Last week’s swearing-in of Elizabeth City’s new mayor and city councilors was historic for a couple of reasons.

Obviously Bettie Parker’s taking the mayor’s oath was historic. Parker is the first woman ever elected to the city’s top office.

The swearing-in was also historic because it resulted, for the first time since 1991, in a majority of council seats being occupied by African Americans. Five of the council’s eight seats are now held by black citizens.

Truly Elizabeth City has come far. As late as the late 1980s, there were no African Americans seated at the council dais.

But even more historic is how this fact — the first elected African-American majority on council (the previous one happened because of a councilor’s death and lasted only a little more than a year) — has been little noticed or remarked on. Have we come so far in Elizabeth City that no one — save possibly the authors of this editorial — finds this fact of an African-American city council majority notable?

We can only hope so.

We do think Parker struck the right tone in her remarks after being sworn in. She praised former Mayor Joe Peel but said her approach to leading the city’s governing body would be her own. She also praised the governing body she’ll lead, saying it’s committed to decency, tolerance and respect. She also pledged to see that the council won’t get “bogged down or anchored to the past, but will be willing and able to pursue the objectives of the future.”

Parker then backed up her words with action.

After council deadlocked 4-4 between two members for the mayor pro tem’s job, Parker didn’t punt the decision, as several other previous mayors have, to the councilors themselves, hoping they would make the choice and save her from having to pick a side. She exercised her role as council’s tie-breaker, casting her vote for Third Ward Councilor Rickey King. Parker explained that King was the better choice over 4th Ward Councilor Johnnie Walton because King had never served in the role and Walton had.

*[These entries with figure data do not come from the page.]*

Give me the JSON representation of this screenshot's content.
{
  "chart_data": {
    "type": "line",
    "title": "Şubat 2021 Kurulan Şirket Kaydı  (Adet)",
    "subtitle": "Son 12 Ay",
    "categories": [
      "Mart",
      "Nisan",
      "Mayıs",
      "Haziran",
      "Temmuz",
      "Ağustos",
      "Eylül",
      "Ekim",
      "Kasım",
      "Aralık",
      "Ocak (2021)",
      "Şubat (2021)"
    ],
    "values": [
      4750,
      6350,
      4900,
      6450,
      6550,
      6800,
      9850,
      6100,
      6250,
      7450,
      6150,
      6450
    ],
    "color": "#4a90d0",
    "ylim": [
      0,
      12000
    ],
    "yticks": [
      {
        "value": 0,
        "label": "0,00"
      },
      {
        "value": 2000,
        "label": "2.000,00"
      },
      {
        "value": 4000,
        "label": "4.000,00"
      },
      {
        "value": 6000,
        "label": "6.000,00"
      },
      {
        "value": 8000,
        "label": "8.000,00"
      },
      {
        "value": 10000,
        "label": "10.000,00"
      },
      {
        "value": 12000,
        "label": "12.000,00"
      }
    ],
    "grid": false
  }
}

While her decision was the right one in our view and her explanation for it completely rational, Walton wasn’t happy. He expressed his displeasure in rambling remarks he gave when it came his turn to talk about his hopes for the new council.

Instead of graciously accepting Parker’s decision, Walton appeared to accuse her of having already decided the matter prior the council meeting. Noting that King had taken the seat next to the mayor, he said “nobody had to change seats, they already had the signs down. They already knew; I already knew....”

Then apparently alluding to comments Parker made in an interview with The Daily Advance prior to being sworn in about her wanting someone experienced in the mayor pro role, Walton suggested that, by choosing King, she had done the exact opposite. He said the “only people that had experience on this council are Anita Hummer and myself.” The remark was an apparent allusion to the fact that, among the current councilors, only Walton and re-elected Second Ward Councilwoman Anita Hummer, who nominated Walton and provided one of the four votes for him to serve as mayor pro tem, have previously served in the role.

We can only surmise Walton misinterpreted Parker’s original remarks to mean “experienced as mayor pro tem,” instead of what she actually said: experienced — as in experienced in city government, which of course King, who was re-elected to an overall fifth term on council, certainly is.

Then on a night when everyone else was doing their best to be positive and project at least the hope for unity, Walton said, “you know we have a divided council” and that “right now this city is in a turmoil situation.” He claimed that he plans to give Parker “110 percent of my service” but then seemed to torpedo that sentiment by also saying, “I still ain’t going to bow to no other god, but I will serve along with her.”

With Walton it’s always difficult to decode what he’s saying, or trying to say, but that last statement suggests Parker’s got her work cut out for her when it comes to having him on board for upcoming initiatives.

But that’s OK. Parker seems up to the challenge. She also appears to enjoy strong support from the rest of council. We’re expecting both good leadership and good policy outcomes during the next two years.

As for history, last Monday night truly might have been historic if Walton, the former NFL quarterback and chronic contrarian, had been able to stifle his urge to always want to lead the team and instead just settled for being a team player. But then, maybe there’s only so much history we can hope for.